Third: the train. The airport railway station sits directly beneath the terminal. Zurich Hauptbahnhof in nine to thirteen minutes. Geneva in three hours. Bern in ninety minutes. Basel in one hour. The train is not late. Take it both ways, every time.
Fourth: the Transit Hotel. Near Gates B and D, the Transit Hotel rents rooms from CHF 45 per hour with shower included. A rest-area recliner is available from CHF 20. No immigration required, no lounge membership needed. For a six-hour connection with a red-eye behind it, this is the correct choice.
Zurich solves the layover through precision rather than spectacle. Every amenity exists and is priced honestly.
The Transit Hotel near Gates B and D anchors long connections: private rooms from CHF 45, rest recliners from CHF 20, showers included in both. No immigration required. For families, two children's lounges operate with spacious playrooms and multilingual carers. The airport also runs birthday packages open to the public: a guided tour, close-range aircraft viewing, cake, and a flight-themed cap. It is the finest children's aviation experience offered by any airport in the world.
The Swiss Lounges throughout the Airside Centre are among the best carrier lounges in Europe: quiet, properly staffed, food that reflects the country rather than generic catering. The Aspire Lounge in the Airside Centre accepts Priority Pass for passengers without carrier status. The Emirates Lounge operates in Terminal E for that carrier's passengers. For anyone transiting on a long connection, the Airside Centre Sports Bar terrace serves as the informal sanctuary: open air, cold beer, aircraft on the apron, no booking required.

You have two hours. Or four. Or eight. Or thirteen. Here is what to do.
Observation Deck B. Free with boarding pass. Watch the cockpit checks. Sprüngli coffee and Luxemburgerli. Sports Bar terrace if the weather holds.
Deck B then the public bus tour: runway intersection stop included, CHF 10. Chalet Suisse for Geschnetzeltes. Skymetro to Terminal E ridden deliberately.
Train to Zurich Hauptbahnhof, nine minutes. Niederdorf on foot. Coffee at Cafe Sprüngli on Bahnhofstrasse. Kunsthaus Zurich. Train back. One hour buffer.

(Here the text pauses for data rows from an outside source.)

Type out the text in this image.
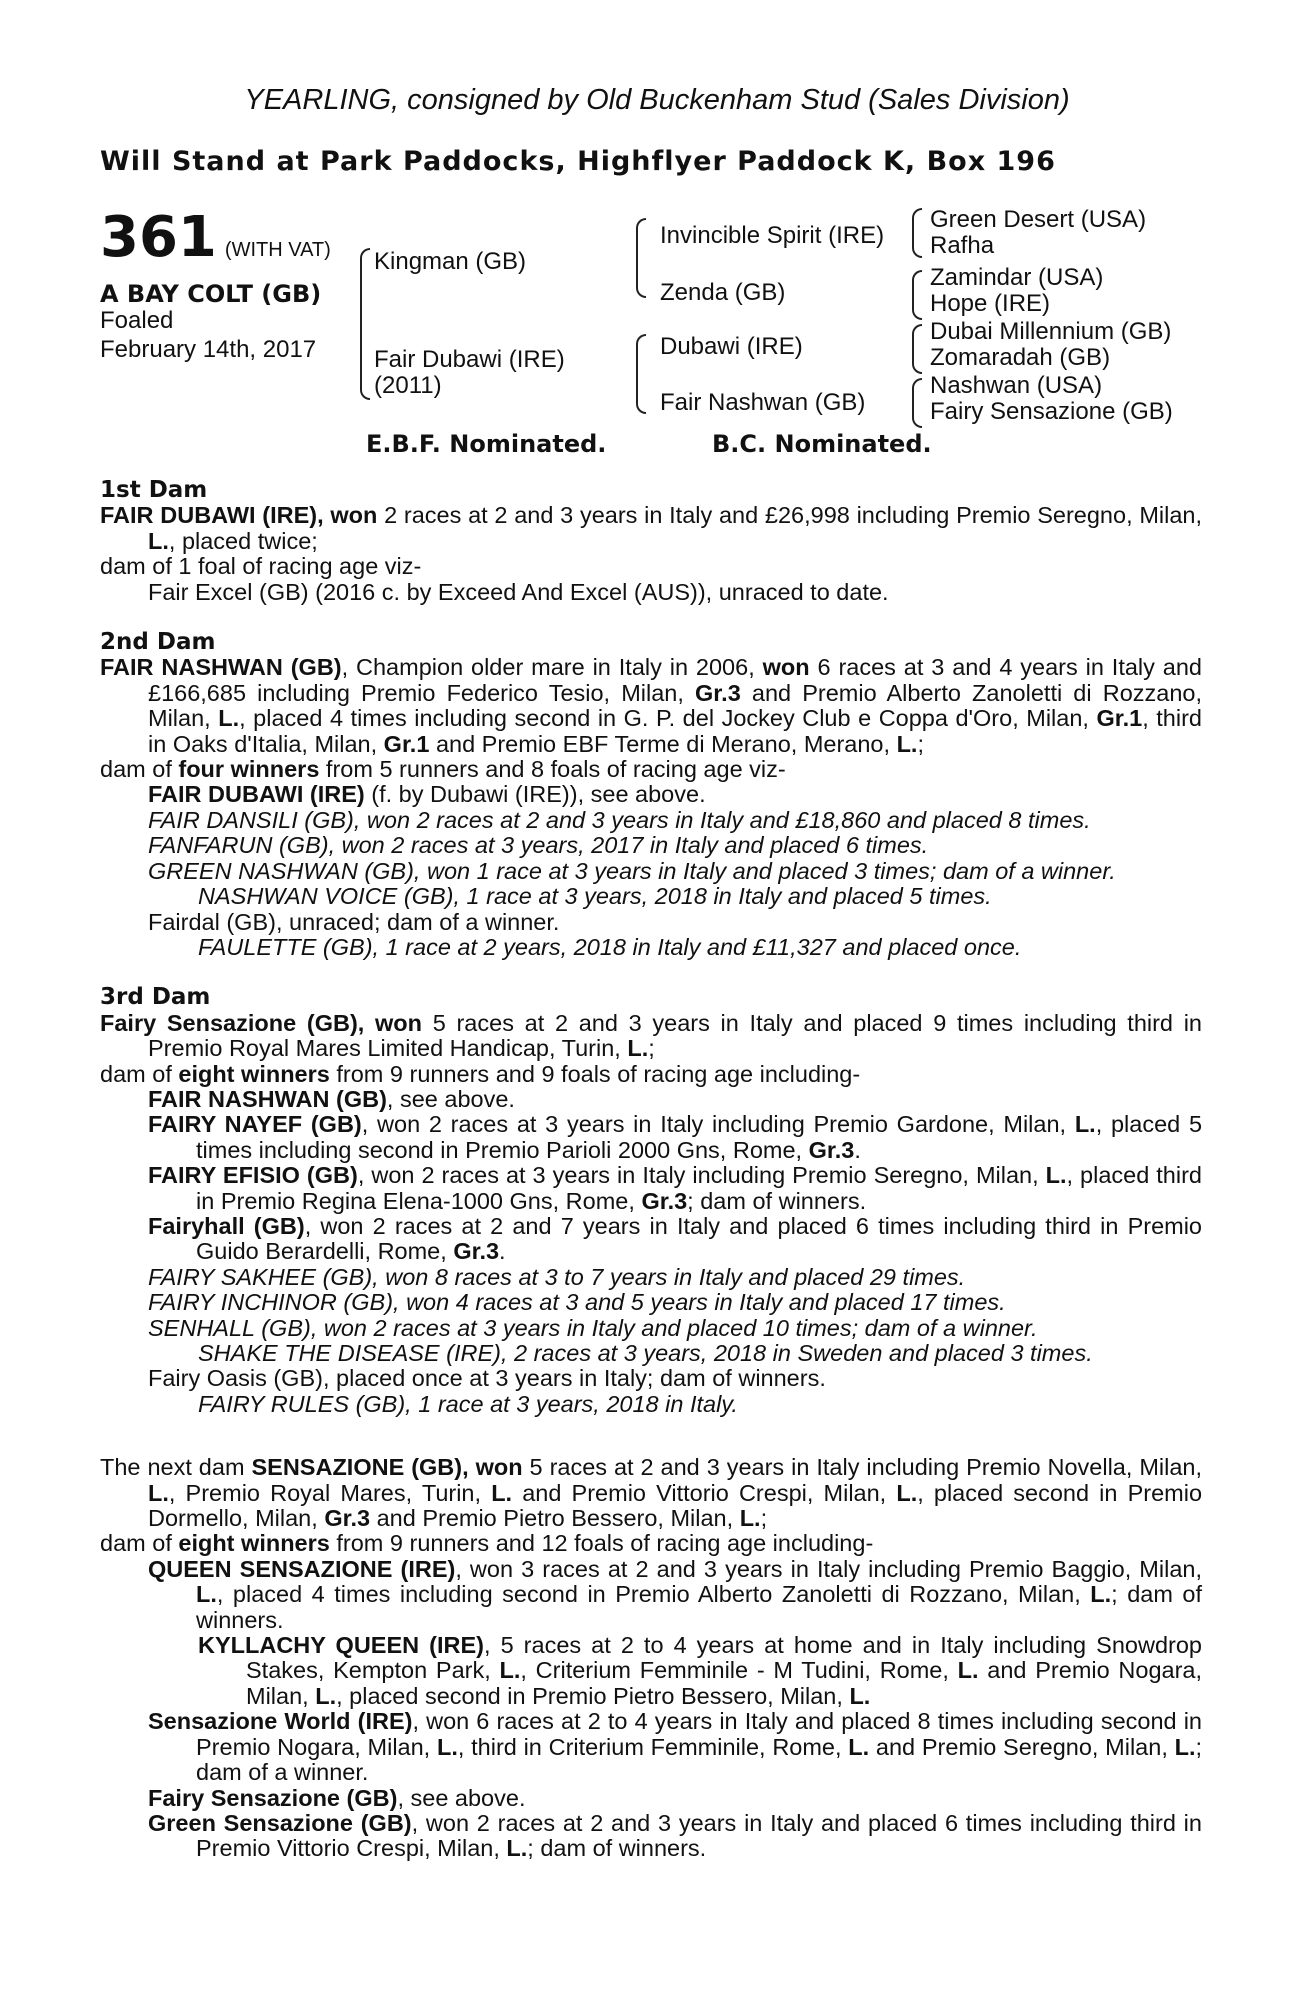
YEARLING, consigned by Old Buckenham Stud (Sales Division)
Will Stand at Park Paddocks, Highflyer Paddock K, Box 196
361 (WITH VAT)
A BAY COLT (GB)
Foaled
February 14th, 2017
Kingman (GB)
Fair Dubawi (IRE)
(2011)
Invincible Spirit (IRE)
Zenda (GB)
Dubawi (IRE)
Fair Nashwan (GB)
Green Desert (USA)
Rafha
Zamindar (USA)
Hope (IRE)
Dubai Millennium (GB)
Zomaradah (GB)
Nashwan (USA)
Fairy Sensazione (GB)
E.B.F. Nominated.	B.C. Nominated.
1st Dam

FAIR DUBAWI (IRE), won 2 races at 2 and 3 years in Italy and £26,998 including Premio Seregno, Milan, L., placed twice;

dam of 1 foal of racing age viz-

Fair Excel (GB) (2016 c. by Exceed And Excel (AUS)), unraced to date.

2nd Dam

FAIR NASHWAN (GB), Champion older mare in Italy in 2006, won 6 races at 3 and 4 years in Italy and £166,685 including Premio Federico Tesio, Milan, Gr.3 and Premio Alberto Zanoletti di Rozzano, Milan, L., placed 4 times including second in G. P. del Jockey Club e Coppa d'Oro, Milan, Gr.1, third in Oaks d'Italia, Milan, Gr.1 and Premio EBF Terme di Merano, Merano, L.;

dam of four winners from 5 runners and 8 foals of racing age viz-

FAIR DUBAWI (IRE) (f. by Dubawi (IRE)), see above.

FAIR DANSILI (GB), won 2 races at 2 and 3 years in Italy and £18,860 and placed 8 times.

FANFARUN (GB), won 2 races at 3 years, 2017 in Italy and placed 6 times.

GREEN NASHWAN (GB), won 1 race at 3 years in Italy and placed 3 times; dam of a winner.

NASHWAN VOICE (GB), 1 race at 3 years, 2018 in Italy and placed 5 times.

Fairdal (GB), unraced; dam of a winner.

FAULETTE (GB), 1 race at 2 years, 2018 in Italy and £11,327 and placed once.

3rd Dam

Fairy Sensazione (GB), won 5 races at 2 and 3 years in Italy and placed 9 times including third in Premio Royal Mares Limited Handicap, Turin, L.;

dam of eight winners from 9 runners and 9 foals of racing age including-

FAIR NASHWAN (GB), see above.

FAIRY NAYEF (GB), won 2 races at 3 years in Italy including Premio Gardone, Milan, L., placed 5 times including second in Premio Parioli 2000 Gns, Rome, Gr.3.

FAIRY EFISIO (GB), won 2 races at 3 years in Italy including Premio Seregno, Milan, L., placed third in Premio Regina Elena-1000 Gns, Rome, Gr.3; dam of winners.

Fairyhall (GB), won 2 races at 2 and 7 years in Italy and placed 6 times including third in Premio Guido Berardelli, Rome, Gr.3.

FAIRY SAKHEE (GB), won 8 races at 3 to 7 years in Italy and placed 29 times.

FAIRY INCHINOR (GB), won 4 races at 3 and 5 years in Italy and placed 17 times.

SENHALL (GB), won 2 races at 3 years in Italy and placed 10 times; dam of a winner.

SHAKE THE DISEASE (IRE), 2 races at 3 years, 2018 in Sweden and placed 3 times.

Fairy Oasis (GB), placed once at 3 years in Italy; dam of winners.

FAIRY RULES (GB), 1 race at 3 years, 2018 in Italy.

The next dam SENSAZIONE (GB), won 5 races at 2 and 3 years in Italy including Premio Novella, Milan, L., Premio Royal Mares, Turin, L. and Premio Vittorio Crespi, Milan, L., placed second in Premio Dormello, Milan, Gr.3 and Premio Pietro Bessero, Milan, L.;

dam of eight winners from 9 runners and 12 foals of racing age including-

QUEEN SENSAZIONE (IRE), won 3 races at 2 and 3 years in Italy including Premio Baggio, Milan, L., placed 4 times including second in Premio Alberto Zanoletti di Rozzano, Milan, L.; dam of winners.

KYLLACHY QUEEN (IRE), 5 races at 2 to 4 years at home and in Italy including Snowdrop Stakes, Kempton Park, L., Criterium Femminile - M Tudini, Rome, L. and Premio Nogara, Milan, L., placed second in Premio Pietro Bessero, Milan, L.

Sensazione World (IRE), won 6 races at 2 to 4 years in Italy and placed 8 times including second in Premio Nogara, Milan, L., third in Criterium Femminile, Rome, L. and Premio Seregno, Milan, L.; dam of a winner.

Fairy Sensazione (GB), see above.

Green Sensazione (GB), won 2 races at 2 and 3 years in Italy and placed 6 times including third in Premio Vittorio Crespi, Milan, L.; dam of winners.
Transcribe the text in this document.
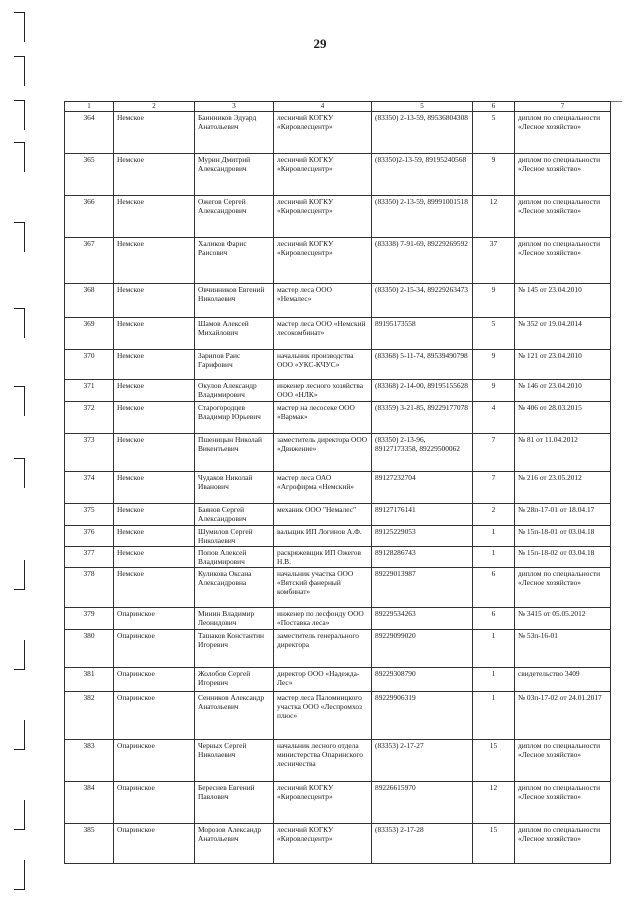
29
1	2	3	4	5	6	7
364	Немское	Баннников Эдуард Анатольевич	лесничий КОГКУ «Кировлесцентр»	(83350) 2-13-59, 89536804308	5	диплом по специальности «Лесное хозяйство»
365	Немское	Мурин Дмитрий Александрович	лесничий КОГКУ «Кировлесцентр»	(83350)2-13-59, 89195240568	9	диплом по специальности «Лесное хозяйство»
366	Немское	Ожегов Сергей Александрович	лесничий КОГКУ «Кировлесцентр»	(83350) 2-13-59, 89991001518	12	диплом по специальности «Лесное хозяйство»
367	Немское	Халиков Фарис Раисович	лесничий КОГКУ «Кировлесцентр»	(83338) 7-91-69, 89229269592	37	диплом по специальности «Лесное хозяйство»
368	Немское	Овчинников Евгений Николаевич	мастер леса ООО «Немалес»	(83350) 2-15-34, 89229263473	9	№ 145 от 23.04.2010
369	Немское	Шамов Алексей Михайлович	мастер леса ООО «Немский лесокомбинат»	89195173558	5	№ 352 от 19.04.2014
370	Немское	Зарипов Раис Гарифович	начальник производства ООО «УКС-КЧУС»	(83368) 5-11-74, 89539490798	9	№ 121 от 23.04.2010
371	Немское	Окулов Александр Владимирович	инженер лесного хозяйства ООО «НЛК»	(83368) 2-14-00, 89195155628	9	№ 146 от 23.04.2010
372	Немское	Старогородцев Владимир Юрьевич	мастер на лесосеке ООО «Вармак»	(83359) 3-21-85, 89229177078	4	№ 406 от 28.03.2015
373	Немское	Пшеницын Николай Викентьевич	заместитель директора ООО «Движение»	(83350) 2-13-96, 89127173358, 89229500062	7	№ 81 от 11.04.2012
374	Немское	Чудаков Николай Иванович	мастер леса ОАО «Агрофирма «Немский»	89127232704	7	№ 216 от 23.05.2012
375	Немское	Баянов Сергей Александрович	механик ООО "Немалес"	89127176141	2	№ 28п-17-01 от 18.04.17
376	Немское	Шумилов Сергей Николаевич	вальщик ИП Логинов А.Ф.	89125229053	1	№ 15п-18-01 от 03.04.18
377	Немское	Попов Алексей Владимирович	раскряжевщик ИП Ожегов Н.В.	89128286743	1	№ 15п-18-02 от 03.04.18
378	Немское	Куликова Оксана Александровна	начальник участка ООО «Вятский фанерный комбинат»	89229013987	6	диплом по специальности «Лесное хозяйство»
379	Опаринское	Минин Владимир Леонидович	инженер по лесфонду ООО «Поставка леса»	89229534263	6	№ 3415 от 05.05.2012
380	Опаринское	Ташаков Константин Игоревич	заместитель генерального директора	89229099020	1	№ 53п-16-01
381	Опаринское	Жолобов Сергей Игоревич	директор ООО «Надежда-Лес»	89229308790	1	свидетельство 3409
382	Опаринское	Сенников Александр Анатольевич	мастер леса Паломницкого участка ООО «Леспромхоз плюс»	89229906319	1	№ 03п-17-02 от 24.01.2017
383	Опаринское	Черных Сергей Николаевич	начальник лесного отдела министерства Опаринского лесничества	(83353) 2-17-27	15	диплом по специальности «Лесное хозяйство»
384	Опаринское	Береснев Евгений Павлович	лесничий КОГКУ «Кировлесцентр»	89226615970	12	диплом по специальности «Лесное хозяйство»
385	Опаринское	Морозов Александр Анатольевич	лесничий КОГКУ «Кировлесцентр»	(83353) 2-17-28	15	диплом по специальности «Лесное хозяйство»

Train to Zurich. Boat on the lake. Lunch in Zurich West. Uetliberg for the view of the city and the Alps. Dinner in the Niederdorf. Train back. Transit Hotel shower before the flight.
The airport station is directly beneath the terminal. Zurich Hauptbahnhof in nine to thirteen minutes for a few Swiss francs. Taxis exist. Take the train.
Zurich's photograph is the runway intersection.
Join the public bus tour from Observation Deck B. When the guide announces the runway stop, move to the window facing the active runway. The bus halts at the point where runway 16/34 crosses runway 10/28. An A340 or a 777 is on approach. Switch to 0.5x wide angle. Frame the aircraft at the threshold with the runway markings in the foreground.
This is the photograph that does not look like it was taken from a terminal. It looks like it was taken from the field. No other airport in Europe gives you this, at this price, without a special access pass. It is the most democratically spectacular aviation view on the continent. Zurich built it and kept it open. That says everything about what this airport is.